Monitor content security violations
Go to the top-level or agent-level Security tab.
In the Violations over time chart, monitor the number of detected violations over time.
The violations detected are categorized into the following areas:
- Prompt injections and jailbreaks: Content violations indicating the presence of prompts that contain malicious commands or jailbreak attempts. For more information, see Prompt injection and jailbreak detection.
- Malicious URL: Content violations indicating the presence of malicious URLs. For more information, see Malicious URL detection.
- Responsible AI: Content violations that are detected by safety filters, such as harassment and hate speech. For a complete list of responsible AI categories, see Responsible AI safety filter.

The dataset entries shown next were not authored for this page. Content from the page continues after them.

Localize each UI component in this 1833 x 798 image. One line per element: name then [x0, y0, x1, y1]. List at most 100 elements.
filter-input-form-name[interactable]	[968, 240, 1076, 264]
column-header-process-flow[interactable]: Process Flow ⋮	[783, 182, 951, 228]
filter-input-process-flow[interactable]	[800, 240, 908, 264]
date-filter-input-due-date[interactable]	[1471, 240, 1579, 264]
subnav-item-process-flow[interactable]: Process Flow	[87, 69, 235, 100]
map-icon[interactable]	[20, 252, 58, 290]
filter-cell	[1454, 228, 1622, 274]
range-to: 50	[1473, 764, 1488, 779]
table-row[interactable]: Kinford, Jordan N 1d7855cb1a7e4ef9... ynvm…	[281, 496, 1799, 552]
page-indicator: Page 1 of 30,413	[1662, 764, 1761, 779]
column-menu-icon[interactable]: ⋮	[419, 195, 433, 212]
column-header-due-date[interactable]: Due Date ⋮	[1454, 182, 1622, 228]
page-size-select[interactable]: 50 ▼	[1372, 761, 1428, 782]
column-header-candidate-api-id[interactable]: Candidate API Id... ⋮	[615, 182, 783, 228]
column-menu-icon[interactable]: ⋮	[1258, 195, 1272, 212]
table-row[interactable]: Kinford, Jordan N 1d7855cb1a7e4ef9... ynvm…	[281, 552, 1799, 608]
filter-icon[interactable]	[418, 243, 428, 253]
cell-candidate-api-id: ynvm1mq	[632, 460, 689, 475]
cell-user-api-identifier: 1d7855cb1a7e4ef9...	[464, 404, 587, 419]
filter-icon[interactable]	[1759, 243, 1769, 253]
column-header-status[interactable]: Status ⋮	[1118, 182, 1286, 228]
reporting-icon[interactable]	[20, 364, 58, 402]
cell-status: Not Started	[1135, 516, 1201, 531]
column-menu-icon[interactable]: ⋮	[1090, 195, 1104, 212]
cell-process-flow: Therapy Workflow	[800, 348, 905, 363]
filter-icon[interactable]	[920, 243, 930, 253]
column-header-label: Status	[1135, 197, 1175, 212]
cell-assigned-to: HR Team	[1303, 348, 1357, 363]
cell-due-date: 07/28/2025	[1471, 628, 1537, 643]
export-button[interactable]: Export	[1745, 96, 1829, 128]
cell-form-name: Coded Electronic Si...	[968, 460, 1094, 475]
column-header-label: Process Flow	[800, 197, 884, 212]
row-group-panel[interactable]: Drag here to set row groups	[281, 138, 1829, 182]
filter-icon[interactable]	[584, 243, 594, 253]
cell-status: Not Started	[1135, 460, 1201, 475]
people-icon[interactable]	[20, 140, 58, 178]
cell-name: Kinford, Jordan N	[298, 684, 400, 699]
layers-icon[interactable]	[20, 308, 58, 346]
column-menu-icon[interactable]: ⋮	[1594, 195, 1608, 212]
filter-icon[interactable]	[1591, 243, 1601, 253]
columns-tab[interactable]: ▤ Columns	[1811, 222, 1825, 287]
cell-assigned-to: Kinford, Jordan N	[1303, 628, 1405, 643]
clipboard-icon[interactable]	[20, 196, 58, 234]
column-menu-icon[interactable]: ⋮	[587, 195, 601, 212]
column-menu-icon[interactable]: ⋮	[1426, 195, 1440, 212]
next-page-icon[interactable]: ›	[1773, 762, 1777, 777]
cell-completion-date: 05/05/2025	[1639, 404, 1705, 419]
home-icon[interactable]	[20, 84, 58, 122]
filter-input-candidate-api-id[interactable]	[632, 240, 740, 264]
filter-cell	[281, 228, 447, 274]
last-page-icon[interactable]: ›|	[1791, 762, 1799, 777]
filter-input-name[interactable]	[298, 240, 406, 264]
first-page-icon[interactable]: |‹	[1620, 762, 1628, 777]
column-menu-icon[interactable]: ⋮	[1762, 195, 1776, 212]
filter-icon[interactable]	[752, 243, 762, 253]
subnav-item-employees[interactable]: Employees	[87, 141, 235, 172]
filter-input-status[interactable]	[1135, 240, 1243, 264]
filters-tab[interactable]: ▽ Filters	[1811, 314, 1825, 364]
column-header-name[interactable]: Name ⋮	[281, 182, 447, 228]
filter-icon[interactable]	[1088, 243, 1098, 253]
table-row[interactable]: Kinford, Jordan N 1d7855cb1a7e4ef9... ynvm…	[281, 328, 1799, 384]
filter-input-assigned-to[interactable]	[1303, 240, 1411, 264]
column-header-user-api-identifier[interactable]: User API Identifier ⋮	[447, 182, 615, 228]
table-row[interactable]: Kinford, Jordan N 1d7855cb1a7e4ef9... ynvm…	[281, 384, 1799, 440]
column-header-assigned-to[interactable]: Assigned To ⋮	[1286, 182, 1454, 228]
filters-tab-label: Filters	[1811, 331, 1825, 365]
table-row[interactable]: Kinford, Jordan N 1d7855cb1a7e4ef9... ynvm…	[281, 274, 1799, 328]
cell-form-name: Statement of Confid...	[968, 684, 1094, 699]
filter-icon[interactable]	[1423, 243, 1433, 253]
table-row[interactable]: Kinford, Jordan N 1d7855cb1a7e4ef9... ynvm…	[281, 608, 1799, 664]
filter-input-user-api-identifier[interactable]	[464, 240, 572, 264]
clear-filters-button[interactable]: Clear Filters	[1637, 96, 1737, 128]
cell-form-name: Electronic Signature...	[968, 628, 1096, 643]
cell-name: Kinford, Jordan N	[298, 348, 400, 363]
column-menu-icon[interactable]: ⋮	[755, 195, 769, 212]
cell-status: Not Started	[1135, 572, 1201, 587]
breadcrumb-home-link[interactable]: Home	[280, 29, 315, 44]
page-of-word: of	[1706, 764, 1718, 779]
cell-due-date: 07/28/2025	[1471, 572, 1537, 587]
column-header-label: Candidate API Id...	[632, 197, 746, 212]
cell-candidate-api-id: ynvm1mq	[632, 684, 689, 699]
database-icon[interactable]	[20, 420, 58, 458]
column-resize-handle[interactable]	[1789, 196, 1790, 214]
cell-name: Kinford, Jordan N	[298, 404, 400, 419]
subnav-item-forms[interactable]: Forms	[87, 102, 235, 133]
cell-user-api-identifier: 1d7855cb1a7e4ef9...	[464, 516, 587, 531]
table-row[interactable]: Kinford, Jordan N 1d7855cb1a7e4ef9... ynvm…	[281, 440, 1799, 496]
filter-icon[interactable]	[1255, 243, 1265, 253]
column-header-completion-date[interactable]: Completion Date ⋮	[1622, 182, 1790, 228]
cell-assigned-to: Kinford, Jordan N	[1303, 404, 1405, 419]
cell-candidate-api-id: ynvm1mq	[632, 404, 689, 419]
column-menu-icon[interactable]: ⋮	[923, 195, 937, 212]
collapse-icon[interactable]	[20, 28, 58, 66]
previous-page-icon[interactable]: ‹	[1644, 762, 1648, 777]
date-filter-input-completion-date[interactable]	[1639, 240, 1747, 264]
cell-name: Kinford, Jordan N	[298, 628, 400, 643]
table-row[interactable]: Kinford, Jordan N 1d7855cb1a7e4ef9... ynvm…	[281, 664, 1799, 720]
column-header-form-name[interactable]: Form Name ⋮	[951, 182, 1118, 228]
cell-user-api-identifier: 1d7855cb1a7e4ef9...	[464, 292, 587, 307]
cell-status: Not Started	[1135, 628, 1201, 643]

- Sensitive data: Content violations involving the presence of sensitive information types or custom information types that you define. For more information, see Sensitive Data Protection.
For more information about these detectors, see Model Armor filters.
Identify the agents with the most violations
Go to the top-level Security tab.
The Security tab displays the top 10 agents with the most violations. The list shows the agent ID of each agent and the number of violations detected for that agent.
To view the Model Armor insights for a specific agent in the list, go to Agent Registry to search for the agent by its agent ID. Then, go to the agent-level Security tab for that agent.
Query and analyze telemetry data using SQL
To query and analyze telemetry data from Model Armor, use Observability Analytics, which provides a SQL-based query interface.
- Go to the top-level Security tab.
- For the view that you want to query, click More chart options > Explore in Observability Analytics.
For general instructions on how to use Observability Analytics, see Query and analyze telemetry with Observability Analytics.
Download violations data to a PNG or CSV file
To download violations data to a PNG or CSV file, follow these steps:
- In the Violations over time view on the Security tab, select the period for which you want to download data.
- Click More chart options > Download.
- Click Download PNG or Download CSV to download the data in your preferred format.